What other areas are there? What about traffic? Car crashes? House prices, then and now? Living costs? Once the key concept is understood it is easy to see: The idea is to simply collect data better than others and make it understandable. The technology needed for such projects has gotten dramatically cheaper, often many components are open source, so all is needed is a strategy and some know-how in developing and coding. The rest is simply doing it day after day.

These projects - finally - fulfil a demand formulated in 2006 by Adrian Holovaty. In a blog post titled „A fundamental way newspapers need to change“ he argued that by mangling datapoints into HTML-pages we loose a lot of value over time. Simply recording events, remembering when it was, where it was, who was involved - combined with as much additional data as possible can become a pillar of local and regional reporting in many newsrooms, everywhere in the world.

This is just starting. Journalists slowly understand that having access to structure, checked data is an advantage.

As a result there a number of initiatives under way to help newsrooms handle data:

FreeDive makes it easy to turn a spreadsheet into a searchable database.

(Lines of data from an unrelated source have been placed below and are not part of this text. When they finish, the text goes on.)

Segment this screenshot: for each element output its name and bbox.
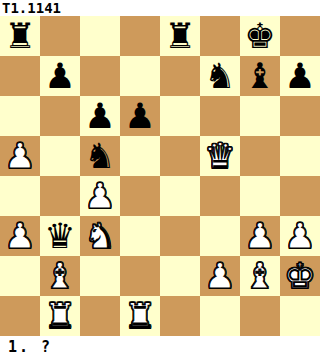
- black-pawn-d6[interactable]: ♟: [124, 96, 155, 136]
- white-pawn-f2[interactable]: ♟: [204, 256, 235, 296]
- white-pawn-h3[interactable]: ♟: [284, 216, 315, 256]
- black-bishop-g7[interactable]: ♝: [244, 56, 275, 96]
- white-bishop-b2[interactable]: ♝: [44, 256, 75, 296]
- black-knight-c5[interactable]: ♞: [84, 136, 115, 176]
- square-a5[interactable]: ♟: [0, 136, 40, 176]
- square-b6[interactable]: [40, 96, 80, 136]
- square-d8[interactable]: [120, 16, 160, 56]
- square-d2[interactable]: [120, 256, 160, 296]
- puzzle-title: T1.1141: [0, 0, 320, 16]
- square-e3[interactable]: [160, 216, 200, 256]
- square-e6[interactable]: [160, 96, 200, 136]
- square-g2[interactable]: ♝: [240, 256, 280, 296]
- white-king-h2[interactable]: ♚: [284, 256, 315, 296]
- square-e5[interactable]: [160, 136, 200, 176]
- square-h1[interactable]: [280, 296, 320, 336]
- square-a4[interactable]: [0, 176, 40, 216]
- square-f8[interactable]: [200, 16, 240, 56]
- square-h7[interactable]: ♟: [280, 56, 320, 96]
- white-pawn-a3[interactable]: ♟: [4, 216, 35, 256]
- chess-board: ♜♜♚♟♞♝♟♟♟♟♞♛♟♟♛♞♟♟♝♟♝♚♜♜: [0, 16, 320, 336]
- white-pawn-c4[interactable]: ♟: [84, 176, 115, 216]
- square-g3[interactable]: ♟: [240, 216, 280, 256]
- black-pawn-c6[interactable]: ♟: [84, 96, 115, 136]
- square-c2[interactable]: [80, 256, 120, 296]
- square-g7[interactable]: ♝: [240, 56, 280, 96]
- black-rook-e8[interactable]: ♜: [164, 16, 195, 56]
- square-a8[interactable]: ♜: [0, 16, 40, 56]
- square-g8[interactable]: ♚: [240, 16, 280, 56]
- white-queen-f5[interactable]: ♛: [204, 136, 235, 176]
- square-a1[interactable]: [0, 296, 40, 336]
- square-d5[interactable]: [120, 136, 160, 176]
- square-b2[interactable]: ♝: [40, 256, 80, 296]
- square-c8[interactable]: [80, 16, 120, 56]
- square-b4[interactable]: [40, 176, 80, 216]
- square-d7[interactable]: [120, 56, 160, 96]
- square-c1[interactable]: [80, 296, 120, 336]
- square-b1[interactable]: ♜: [40, 296, 80, 336]
- square-c7[interactable]: [80, 56, 120, 96]
- square-d4[interactable]: [120, 176, 160, 216]
- square-g5[interactable]: [240, 136, 280, 176]
- square-f4[interactable]: [200, 176, 240, 216]
- square-h2[interactable]: ♚: [280, 256, 320, 296]
- square-f5[interactable]: ♛: [200, 136, 240, 176]
- square-h4[interactable]: [280, 176, 320, 216]
- black-queen-b3[interactable]: ♛: [44, 216, 75, 256]
- square-e1[interactable]: [160, 296, 200, 336]
- square-c6[interactable]: ♟: [80, 96, 120, 136]
- move-prompt: 1. ?: [0, 336, 320, 360]
- square-d6[interactable]: ♟: [120, 96, 160, 136]
- square-b8[interactable]: [40, 16, 80, 56]
- black-pawn-h7[interactable]: ♟: [284, 56, 315, 96]
- square-e4[interactable]: [160, 176, 200, 216]
- square-d3[interactable]: [120, 216, 160, 256]
- square-b5[interactable]: [40, 136, 80, 176]
- white-rook-b1[interactable]: ♜: [44, 296, 75, 336]
- square-h5[interactable]: [280, 136, 320, 176]
- square-b3[interactable]: ♛: [40, 216, 80, 256]
- square-b7[interactable]: ♟: [40, 56, 80, 96]
- square-g6[interactable]: [240, 96, 280, 136]
- white-pawn-g3[interactable]: ♟: [244, 216, 275, 256]
- white-bishop-g2[interactable]: ♝: [244, 256, 275, 296]
- white-rook-d1[interactable]: ♜: [124, 296, 155, 336]
- black-king-g8[interactable]: ♚: [244, 16, 275, 56]
- black-knight-f7[interactable]: ♞: [204, 56, 235, 96]
- black-pawn-b7[interactable]: ♟: [44, 56, 75, 96]
- square-f3[interactable]: [200, 216, 240, 256]
- square-a3[interactable]: ♟: [0, 216, 40, 256]
- square-e7[interactable]: [160, 56, 200, 96]
- square-d1[interactable]: ♜: [120, 296, 160, 336]
- square-h3[interactable]: ♟: [280, 216, 320, 256]
- square-a6[interactable]: [0, 96, 40, 136]
- square-f6[interactable]: [200, 96, 240, 136]
- black-rook-a8[interactable]: ♜: [4, 16, 35, 56]
- square-c3[interactable]: ♞: [80, 216, 120, 256]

Projekat Panda, steered by a team at the Chicago Tribune is a newsroom archive for datasets.
 
Platforma CKAN, from the Open Knowledge Foundation, is a full-blown Data CMS. For example, the Open Data website of the UK government uses it.
 
Rnews, by the New York Times, is a standard that helps to get metadata of published articles under control, enabling easier exchange of linked data, across platforms, topics and time.
 
•  And should you have the data and then just want to visualize what you found then Datawrapper* helps to visualize data in four steps and embed the resulting charts in any website.
 

Most these tools are open source and free to use. Many have been developed by journalists, who teamed up with coders or knew how to do it themselves. Getting these to work is a bit of tinkering, but is usually not overly complicated.

"Policing the data“

All these projects - or: merely the thinking behind it - can over time create a solid base for reporting. It‘s about „policing the data“, as the website Spreadsheetjournalism puts it.

In order to catch on in more newsrooms a basic misunderstanding must be overcome: Such projects do not add to the workload, they simplify the reporters work. All is needed is installation of one of the tools and then a patient collection of available data over time. After one, two years local statistics can be analyzed in minutes and this ability is of value. For reporters this can bring time spent on investigative work from hours to minutes.

Turn your offering into something people can trust

There is another perspective that is important: Ask yourself, when searching for information on the web - how often you can really trust a source? There is so much content out there just published to get a bit of attention, that trustable news sources can build a destination against all that shallowness, incorrectness.  Journalists and newsrooms have a strong incentive to report as correct as possible. Others, including official institutions might report correctly, but could be tempted to keep a sharp rise in incidents under wraps.

Equipped with regularly updated and quality checked data journalists can regain a competitive edge. It‘s not so much about being the first to report any more, it‘s about being the one who can clearly show the context of something that happened: How does it affect the community? How does it affect every single person?

Over time, we might find that in a world where there is often too much information, many pressing questions of the public are still unanswered. By starting to collect data that is relevant, cleaning it, visualizing it and step by step finding the answers, such collections build a value for journalism.

*Disclaimer: Mirko Lorenz had the idea for Datawrapper in 2011. The project was funded by ABZV, a German training institution for newspaper journalists. The current beta is live since February 2012. He is now working with Nicolas Kayser-Bril and Gregor Aisch (driven-by-data) on a second, more advanced version at the moment.